The Pentagon’s Defence Security Cooperation Agency on Monday announced the planned sale of spare parts and logistics support for F-16, C-130 and F-5 indigenous defence fighter jets, pending final approval from the US Congress.
It will be the second US weapons deal under Trump, after his administration in June last year agreed to sell a US$1.4 billion arms package to Taiwan that included high-speed anti-radiation missiles, torpedoes, missile components and technical support for early warning radar.
Beijing regards Taiwan as a renegade province that should be reunited with the mainland, by force if necessary.

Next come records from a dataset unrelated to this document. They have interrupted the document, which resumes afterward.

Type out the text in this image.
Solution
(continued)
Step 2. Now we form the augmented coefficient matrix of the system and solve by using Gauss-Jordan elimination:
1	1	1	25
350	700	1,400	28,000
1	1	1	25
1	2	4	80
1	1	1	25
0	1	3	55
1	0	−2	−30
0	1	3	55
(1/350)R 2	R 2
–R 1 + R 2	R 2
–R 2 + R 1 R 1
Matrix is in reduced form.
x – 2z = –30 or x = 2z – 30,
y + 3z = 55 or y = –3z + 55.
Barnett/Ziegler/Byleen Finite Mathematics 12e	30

It has previously warned Washington against selling weapons to Taiwan and establishing military relations with the island, and remains locked in a trade war with the US.
Taiwan was quick to express its appreciation for the proposed deal, saying it showed Washington’s concern for the island’s security.

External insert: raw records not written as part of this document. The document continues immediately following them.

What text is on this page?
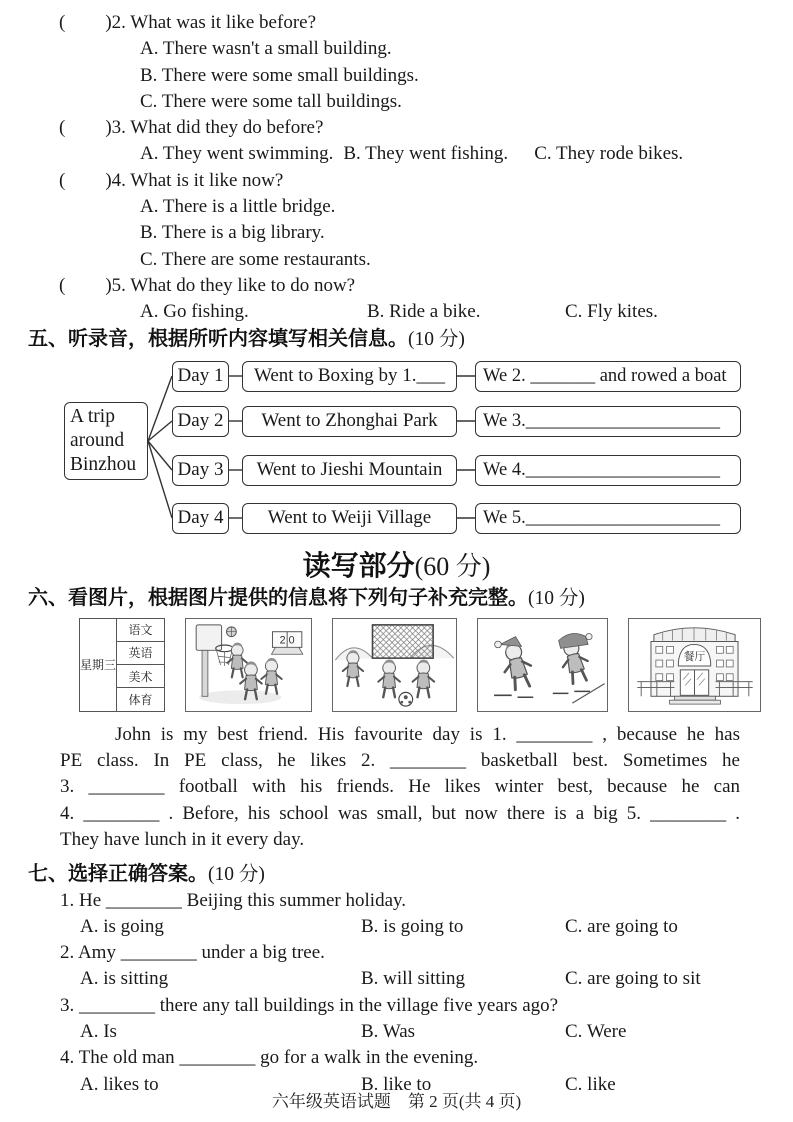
( )2. What was it like before?
A. There wasn't a small building.
B. There were some small buildings.
C. There were some tall buildings.
( )3. What did they do before?
A. They went swimming. B. They went fishing. C. They rode bikes.
( )4. What is it like now?
A. There is a little bridge.
B. There is a big library.
C. There are some restaurants.
( )5. What do they like to do now?
A. Go fishing.	B. Ride a bike.	C. Fly kites.
五、听录音，根据所听内容填写相关信息。(10 分)
A trip around Binzhou
Day 1	Went to Boxing by 1.___	We 2. _______ and rowed a boat
Day 2	Went to Zhonghai Park	We 3._____________________
Day 3	Went to Jieshi Mountain	We 4._____________________
Day 4	Went to Weiji Village	We 5._____________________
读写部分(60 分)
六、看图片，根据图片提供的信息将下列句子补充完整。(10 分)
星期三	语文
英语
美术
体育
2 0
餐厅
John is my best friend. His favourite day is 1. ________ , because he has
PE class. In PE class, he likes 2. ________ basketball best. Sometimes he
3. ________ football with his friends. He likes winter best, because he can
4. ________ . Before, his school was small, but now there is a big 5. ________ .
They have lunch in it every day.
七、选择正确答案。(10 分)
1. He ________ Beijing this summer holiday.
A. is going	B. is going to	C. are going to
2. Amy ________ under a big tree.
A. is sitting	B. will sitting	C. are going to sit
3. ________ there any tall buildings in the village five years ago?
A. Is	B. Was	C. Were
4. The old man ________ go for a walk in the evening.
A. likes to	B. like to	C. like
六年级英语试题　第 2 页(共 4 页)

Presidential spokesman Alex Huang said that the sale would “help boost Taiwan’s confidence in facing security challenges” from Beijing.
He also said that Taiwan “will continue to increase our investment in national defence, boost our defence industry and technology development, and closely cooperate and communicate with the US on various security issues and agendas”.
Analysts said that the new deal was unlikely to alter the military imbalance between the two sides of the Taiwan Strait since it involved mainly aircraft parts and other logistics support.
“Unlike fighter jets like F-35s, this won’t actually represent any significant increase in Taiwan’s defensive capabilities,” said Arthur Ding, an associate research fellow at the Stockholm-based Institute for Security and Development Policy, referring to a more advanced aircraft Taiwan has sought from the US.
“However, these spare parts and the logistics support are necessary to keep the warplanes involved operational,” he said.
Taiwan’s former defence minister Andrew Yang said that the spare parts should be one of continuing arms deals between Taipei and Washington. “It should be part of the regular military exchanges between the two sides,” he said, adding that the purpose of the sale was not to boost Taiwan’s defences.
Tung Li-wen, a professor at the Graduate School of Public Security at Central Police University in Taiwan, said the latest US support could be read as another sign of closer ties between Taipei and Washington and the US institutionalising bilateral military cooperation.
“Although [the proposed sale] doesn’t involve any advanced equipment, its approval by the Pentagon comes less than a year after the US defence department approved a US$1.4 billion deal for Taiwan,” Tung said.
In August, Trump also signed the National Defence Authorisation Act, which has provisions to improve Taiwan’s defences to counter Beijing’s increasing military muscle and to allow high-level military exchanges, including war games.
Since Trump took office in 2017, his administration has been increasingly wary of Beijing’s military expansion, seeing it as a threat to stability in the region, especially in the contested waters of the South China Sea and in countries focused on by the “Belt and Road Initiative”, China’s global trade and infrastructure strategy.
Tung said he expected Washington would continue to provide advanced weapons to Taiwan in the face of Beijing’s military push.
That push includes using Belt and Road to expand China’s military bases and get access to foreign ports, Randall Schriver, assistant defence secretary for Asian and Pacific security affairs, told the Washington Free Beacon conservative website.
He said that the Pentagon was working with Taipei to improve the island’s air defences to counter growing missile and aircraft threats from Beijing.
Schriver also suggested that the Trump administration was moving to end the practice of selling large, multibillion-dollar arms packages to Taiwan and would instead respond to the island’s requests “as they come in and treat Taiwan like a normal foreign military sales partner”.